Díaz: Right now I’ve been rocking the new Clipse album which is straight bananas. I’m mostly a hiphop head (20 plus years and counting) and Latin music lover and have a strange jones for Angolan music.
EWR: How does an idea for a story usually come to you?
Díaz: A memory, almost always. More of an emotional memory than an image or a detail and then I try desperately to bring that to life with words.
EWR: Many contemporary writers like Raymond Carver have described the creation of a story being something like putting one line after another without a plan. How do you generally write your stories?
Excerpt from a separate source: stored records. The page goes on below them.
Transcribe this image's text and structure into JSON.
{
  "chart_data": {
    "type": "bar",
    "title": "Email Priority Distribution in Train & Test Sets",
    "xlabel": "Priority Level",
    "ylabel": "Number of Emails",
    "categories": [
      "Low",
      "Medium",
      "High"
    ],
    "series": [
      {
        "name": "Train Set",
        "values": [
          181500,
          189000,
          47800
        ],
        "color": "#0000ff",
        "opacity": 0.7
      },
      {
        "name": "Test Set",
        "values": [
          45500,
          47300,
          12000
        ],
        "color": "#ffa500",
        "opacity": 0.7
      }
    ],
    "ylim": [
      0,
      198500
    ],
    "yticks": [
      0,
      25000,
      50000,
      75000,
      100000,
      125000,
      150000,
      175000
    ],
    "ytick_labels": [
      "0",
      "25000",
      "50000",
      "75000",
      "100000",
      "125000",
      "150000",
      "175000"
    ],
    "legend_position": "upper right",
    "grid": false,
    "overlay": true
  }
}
Díaz: Well, I write slowly and I write over and over and over again. I don’t get a real sense of my stories until about the tenth version. Which is a very inefficient way of doing things but it’s the only way I know how to.
EWR: You have at times drawn comparisons between your work and science fiction. Do you like to read science fiction?
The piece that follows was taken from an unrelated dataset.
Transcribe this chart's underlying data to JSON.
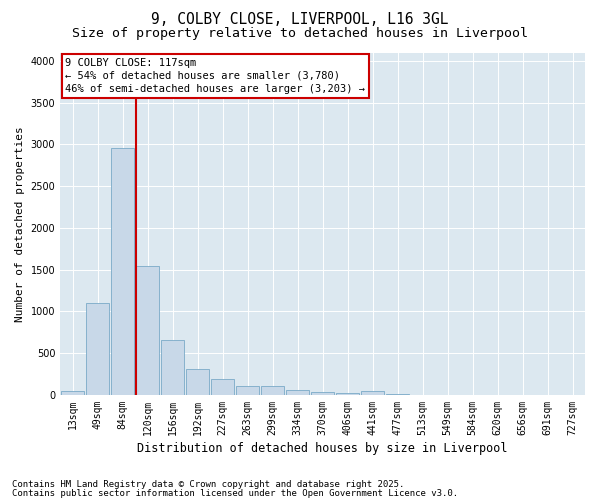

Díaz: Oh, scifi was my original genre. It’s what I read as a kid, the only words I really cared about until I got to college. Then literature of color blew my wig completely. Toni Morrison, Leslie Marmon Silko, Cristina Garcia, Oscar Hijuelos, Maxine Hong Kingston etc. Wasn’t until I read Octavia Butler that I realized that I could have both.
EWR: What writers do you feel have most influenced how you create your stories?
Díaz: Shit, so many. James Joyce and Ron Carlson and Denis Johnson and Edward Rivera and Sandra Cisneros and Reginald McKnight just for structure alone.
EWR: What books are you reading now?
Díaz: I’m on a Spanish kick. I’m reading Arturo Perez-Reverte’s Captain Alatriste and Felipe Fernandez-Armesto’s Pathfinders. Finishing Moby Dick again. One of those nerds who’s always reading. Also Richard Sala’s Delphine.
EWR: What projects can our readers look forward to from you in the future?
Díaz: Novel’s done. Will be out fall 2007. No title yet. But I’ll nail it soon enough.
EWR: Thank you.
Díaz: Thank you.
marta says
Dear Junot do you feel that an MFA is essential? I was born in Nicaragua, came to the US as a pre-teen and can so relate to stereotype isolation even now after a successful career in government. Have read you writing in The New Yorker, The Paris Review, Story and Best American Short Stories will buy Best American Short Fiction. I am currently doing the final edits on my Sci-fi/fantasy novel, also write poetry and articles.